Leadership doesn’t always mean leading others or directing or delegating. Leadership starts with leading yourself; things like time management, being honest about your responsibilities, putting in the extra time to refine your skills. Part of that is understanding how you work best. What is the optimal situation for you to create your best work most efficiently on a regular basis?
The book, Strength Finders, is built around the premise that your days are better spent amplifying your strengths and gifts versus toiling over your weaknesses. Of course, there are exceptions to this rule at a much more detailed level. If a tennis player’s backhand is a weakness it’s still going to need some work for that player to see success. That can’t be ignored. But if tennis is the athlete’s weakness and she’s naturally gifted at soccer, maybe her time is better spent there honing that craft.
As it goes with WHAT you work on, so it goes with HOW you work on it. Being in tune with the ideal situation required for you to produce your best work most efficiently will not only help you at that moment but could also help you to:
- Improve energy and focus over a period of time (days/week)
- Better communicate with your team and show empathy to how they best work
- Make decisions on project timelines and assign personnel to tackle the right tasks at the right time
Outlining your best moments: create a Productivity Inventory.
Identifying certain high-level productivity traits comes naturally. It’s easy for most of us to say confidently, “I do my best writing in the mornings” or “my best creative work happens in the evenings when no one is around.” But how do we dig a little deeper? Like an elite athlete, how do we track and improve on specific areas impacting the quality of work we produce?

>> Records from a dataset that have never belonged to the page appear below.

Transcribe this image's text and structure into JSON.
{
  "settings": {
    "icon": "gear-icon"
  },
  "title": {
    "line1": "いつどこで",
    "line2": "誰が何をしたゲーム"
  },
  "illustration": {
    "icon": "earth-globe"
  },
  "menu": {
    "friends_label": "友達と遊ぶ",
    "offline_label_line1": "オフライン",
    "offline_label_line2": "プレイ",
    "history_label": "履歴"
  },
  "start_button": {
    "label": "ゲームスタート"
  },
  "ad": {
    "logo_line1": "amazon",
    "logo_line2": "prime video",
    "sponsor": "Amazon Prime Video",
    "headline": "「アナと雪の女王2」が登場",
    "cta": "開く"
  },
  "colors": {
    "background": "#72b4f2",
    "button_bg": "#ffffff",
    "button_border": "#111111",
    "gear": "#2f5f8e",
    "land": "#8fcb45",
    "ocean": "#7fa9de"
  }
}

Self-Awareness is key. First, create a checklist of your typical tasks and responsibilities. Now think back on two specific types of moments; one where you “felt in the zone,” felt productive, creative, firing on all cylinders, and one where despite knowing exactly what needed to be done you struggled to stay focused and complete the necessary tasks.
Ask the following for each scenario:
- What time of day was it?
- Was there music playing, was it quiet or was there simply a mixture of background noises?
- Were there people around or were you alone?
- Were you at a desk or in an easy chair? At the office, at home, or offsite someplace like a coffee shop?
- Were you working under a tight deadline or working ahead of schedule?
- How much sleep did you get the night before?
- Is there a connection to your diet / are you eating foods the promote brain energy?
Being honest (not feeling guilty) about how we work best can lead to improved individual and overall company efficiency. Understanding when you and your team need to walk away and take a break or which distractions can be scheduled or avoided altogether can get you to better project management which in the end provides for better work and a happier work environment.